Sunday, November 18, 2012

Scrawled The Verses Without Looking

Julia Ward Howe wrote “The Battle Hymn of the Republic” November 18th 1861, which would become a popular patriotic song during the Civil War.

The music was originally written about 1856 by William Steffe as the spiritual “Canaan’s Happy Shore”.  A Vermont man; Thomas Bishop used the tune to set the words of “John Brown’s Body”, which was used by his Massachusetts unit for a marching song.   Julia Ward Howe was at a public review of troops near Washington when she first heard the song.  Reverend James Freeman Clarke who had escorted Howe to the review suggested she should write new words for the song.

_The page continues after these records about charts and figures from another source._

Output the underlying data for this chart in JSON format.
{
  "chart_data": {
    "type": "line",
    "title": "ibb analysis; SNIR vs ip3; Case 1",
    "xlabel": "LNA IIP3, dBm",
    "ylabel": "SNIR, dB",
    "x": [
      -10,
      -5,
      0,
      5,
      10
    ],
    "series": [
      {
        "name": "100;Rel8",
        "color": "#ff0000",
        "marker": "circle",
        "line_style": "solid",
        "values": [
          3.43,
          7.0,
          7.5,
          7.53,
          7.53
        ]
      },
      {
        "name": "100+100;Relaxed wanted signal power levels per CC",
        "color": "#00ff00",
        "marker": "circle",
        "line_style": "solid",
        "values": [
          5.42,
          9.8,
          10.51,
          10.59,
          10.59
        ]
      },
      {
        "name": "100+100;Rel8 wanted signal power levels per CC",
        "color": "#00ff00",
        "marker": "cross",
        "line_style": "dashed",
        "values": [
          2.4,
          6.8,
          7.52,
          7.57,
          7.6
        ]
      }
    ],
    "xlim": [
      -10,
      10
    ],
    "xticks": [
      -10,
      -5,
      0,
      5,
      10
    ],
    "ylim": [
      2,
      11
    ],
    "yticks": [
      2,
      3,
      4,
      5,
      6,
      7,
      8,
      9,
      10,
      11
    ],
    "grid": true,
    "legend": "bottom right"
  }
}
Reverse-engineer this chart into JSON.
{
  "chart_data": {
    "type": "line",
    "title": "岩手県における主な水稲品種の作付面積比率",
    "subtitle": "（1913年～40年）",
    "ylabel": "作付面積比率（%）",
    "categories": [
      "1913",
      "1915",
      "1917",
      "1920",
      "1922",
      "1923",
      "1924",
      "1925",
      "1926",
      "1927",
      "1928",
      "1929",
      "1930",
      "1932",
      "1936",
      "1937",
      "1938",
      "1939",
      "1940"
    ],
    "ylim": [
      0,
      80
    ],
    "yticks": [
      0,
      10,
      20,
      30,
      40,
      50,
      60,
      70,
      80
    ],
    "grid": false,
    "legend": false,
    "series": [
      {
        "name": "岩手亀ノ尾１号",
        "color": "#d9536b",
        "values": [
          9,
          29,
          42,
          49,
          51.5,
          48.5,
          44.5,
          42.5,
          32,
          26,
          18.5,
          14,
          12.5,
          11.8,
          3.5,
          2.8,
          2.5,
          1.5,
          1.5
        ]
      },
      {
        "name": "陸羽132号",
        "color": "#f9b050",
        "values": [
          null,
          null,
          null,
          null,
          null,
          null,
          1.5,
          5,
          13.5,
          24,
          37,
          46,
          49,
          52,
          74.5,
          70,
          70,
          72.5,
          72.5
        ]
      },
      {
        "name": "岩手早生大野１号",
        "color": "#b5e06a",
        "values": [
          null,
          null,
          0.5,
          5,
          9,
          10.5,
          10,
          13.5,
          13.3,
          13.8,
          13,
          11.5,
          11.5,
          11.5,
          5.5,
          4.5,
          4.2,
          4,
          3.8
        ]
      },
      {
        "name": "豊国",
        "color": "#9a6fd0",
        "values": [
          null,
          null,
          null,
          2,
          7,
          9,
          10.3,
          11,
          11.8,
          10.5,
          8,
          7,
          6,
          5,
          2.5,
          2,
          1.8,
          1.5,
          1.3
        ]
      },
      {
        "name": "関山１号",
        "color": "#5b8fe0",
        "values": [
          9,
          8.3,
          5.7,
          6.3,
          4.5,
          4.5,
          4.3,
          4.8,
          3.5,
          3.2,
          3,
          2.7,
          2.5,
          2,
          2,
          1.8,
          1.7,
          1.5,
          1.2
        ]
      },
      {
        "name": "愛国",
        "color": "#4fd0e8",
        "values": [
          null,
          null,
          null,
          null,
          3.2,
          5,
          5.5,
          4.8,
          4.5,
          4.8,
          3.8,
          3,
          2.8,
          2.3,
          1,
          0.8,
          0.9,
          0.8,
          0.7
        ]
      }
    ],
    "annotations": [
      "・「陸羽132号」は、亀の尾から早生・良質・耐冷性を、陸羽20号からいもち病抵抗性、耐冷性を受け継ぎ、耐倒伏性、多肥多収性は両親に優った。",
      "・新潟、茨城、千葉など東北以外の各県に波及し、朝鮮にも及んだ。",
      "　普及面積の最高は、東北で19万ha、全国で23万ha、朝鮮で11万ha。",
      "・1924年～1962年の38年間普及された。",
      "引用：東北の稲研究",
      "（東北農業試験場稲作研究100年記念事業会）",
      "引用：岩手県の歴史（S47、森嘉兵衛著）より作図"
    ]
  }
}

Howe was staying at the Willard Hotel in Washington, DC on the night of November 18th 1861, when she claimed to have awoken with words of the hymn in her mind.  She remember writing the lyrics this way, “I went to bed that night as usual, and slept, according to my wont, quite soundly. I awoke in the gray of the morning twilight; and as I lay waiting for the dawn, the long lines of the desired poem began to twine themselves in my mind. Having thought out all the stanzas, I said to myself, 'I must get up and write these verses down, lest I fall asleep again and forget them.' So, with a sudden effort, I sprang out of bed, and found in the dimness an old stump of a pen which I remembered to have used the day before. I scrawled the verses almost without looking at the paper.”

“The Battle Hymn of the Republic” was published February 1862 in The Atlantic Monthly.